Para citar alguns exemplos, podemos falar sobre o treinamento cardiovascular do Ayrton Senna, do qual pude participar, junto com meu pai. Após cinco anos de treinamento, Senna atingiu o VO2 (quantidade de oxigênio que passa pelo coração a cada minuto) de 70 ml, sempre correndo em equilíbrio de oxigênio e conforto respiratório, algo comparável a um maratonista, o que lhe trazia uma grande vantagem na pista. Detalhe: durante apenas um ano o seu treino de corrida atingiu duas horas de duração, na maior parte do tempo ele tinha de 60 minutos a 90 minutos de duração.

Outro exemplo é o piloto Guilherme Samaia, que atualmente compete na Fórmula 2, a um passo da Fórmula 1. Quando começamos em 2015, ele não tinha nenhuma resistência cardiovascular, vindo de um treinamento fitness stantard, com treinos curtos e de alta intensidade, o seu batimento cardíaco atingia 170 bpm, em uma corrida extremamente leve.

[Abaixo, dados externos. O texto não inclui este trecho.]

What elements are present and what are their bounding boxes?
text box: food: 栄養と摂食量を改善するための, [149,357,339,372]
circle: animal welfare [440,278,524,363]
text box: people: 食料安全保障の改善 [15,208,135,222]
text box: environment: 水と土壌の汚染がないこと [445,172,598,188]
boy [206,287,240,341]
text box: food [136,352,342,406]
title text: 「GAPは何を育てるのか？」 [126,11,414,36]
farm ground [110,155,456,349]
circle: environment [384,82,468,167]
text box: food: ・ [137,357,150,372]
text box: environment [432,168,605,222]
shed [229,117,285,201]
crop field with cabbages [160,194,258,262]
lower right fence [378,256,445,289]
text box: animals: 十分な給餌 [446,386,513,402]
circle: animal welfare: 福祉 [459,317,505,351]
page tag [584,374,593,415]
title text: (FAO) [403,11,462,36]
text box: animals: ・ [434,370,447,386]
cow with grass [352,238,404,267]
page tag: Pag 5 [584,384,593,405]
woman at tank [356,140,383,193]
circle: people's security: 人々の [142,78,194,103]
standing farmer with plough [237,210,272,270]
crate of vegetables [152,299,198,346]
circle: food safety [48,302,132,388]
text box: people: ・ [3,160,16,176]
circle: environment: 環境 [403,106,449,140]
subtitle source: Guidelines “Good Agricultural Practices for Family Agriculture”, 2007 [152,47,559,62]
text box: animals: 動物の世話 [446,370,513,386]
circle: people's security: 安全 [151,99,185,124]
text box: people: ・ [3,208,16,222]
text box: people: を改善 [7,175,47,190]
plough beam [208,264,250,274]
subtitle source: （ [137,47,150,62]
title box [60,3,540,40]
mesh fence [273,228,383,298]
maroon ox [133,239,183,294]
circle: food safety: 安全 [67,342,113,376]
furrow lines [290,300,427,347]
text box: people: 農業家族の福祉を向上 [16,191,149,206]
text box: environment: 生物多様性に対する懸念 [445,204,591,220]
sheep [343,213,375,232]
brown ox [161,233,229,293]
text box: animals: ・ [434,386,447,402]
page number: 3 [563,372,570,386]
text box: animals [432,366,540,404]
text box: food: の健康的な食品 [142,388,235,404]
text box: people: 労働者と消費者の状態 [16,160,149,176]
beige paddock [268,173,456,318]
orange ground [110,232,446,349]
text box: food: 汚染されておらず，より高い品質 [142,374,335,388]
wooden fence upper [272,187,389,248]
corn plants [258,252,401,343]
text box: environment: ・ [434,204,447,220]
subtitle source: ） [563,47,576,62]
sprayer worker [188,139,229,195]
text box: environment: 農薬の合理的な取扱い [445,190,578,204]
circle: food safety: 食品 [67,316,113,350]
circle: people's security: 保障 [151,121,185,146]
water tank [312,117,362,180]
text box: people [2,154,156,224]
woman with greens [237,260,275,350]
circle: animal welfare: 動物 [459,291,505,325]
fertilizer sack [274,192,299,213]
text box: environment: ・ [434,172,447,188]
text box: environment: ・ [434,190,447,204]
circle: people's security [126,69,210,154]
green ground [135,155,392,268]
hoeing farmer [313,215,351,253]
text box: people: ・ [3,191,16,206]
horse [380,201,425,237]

Após três anos de treinamento, ele foi fazer um teste de resistência cardiovascular em um dos maiores centros de treinamento na Europa, o Fórmula Medicine, sendo um dos únicos seis atletas da história desse centro a terminar o teste com nota máxima. No departamento de fortalecimento muscular ocorreu o mesmo processo, ao realizar um teste de força na equipe de novas promessas da Ferrari, ao lado de alguns dos maiores atletas, ele fez 44 subidas na barra em um minuto, mesmo sem nunca treinar um número tão alto de repetições, atingindo a nota máxima, o segundo lugar fez apenas 15 subidas. Detalhe: quase todo o seu treinamento de força era realizado de forma natural e funcional, sem o uso de pesos.

Como podemos constatar, um modelo de treinamento natural, equilibrado, sensato e realmente artesanal está em extinção em todo o mundo, não só aqui.

O que será dos artesãos do treinamento físico?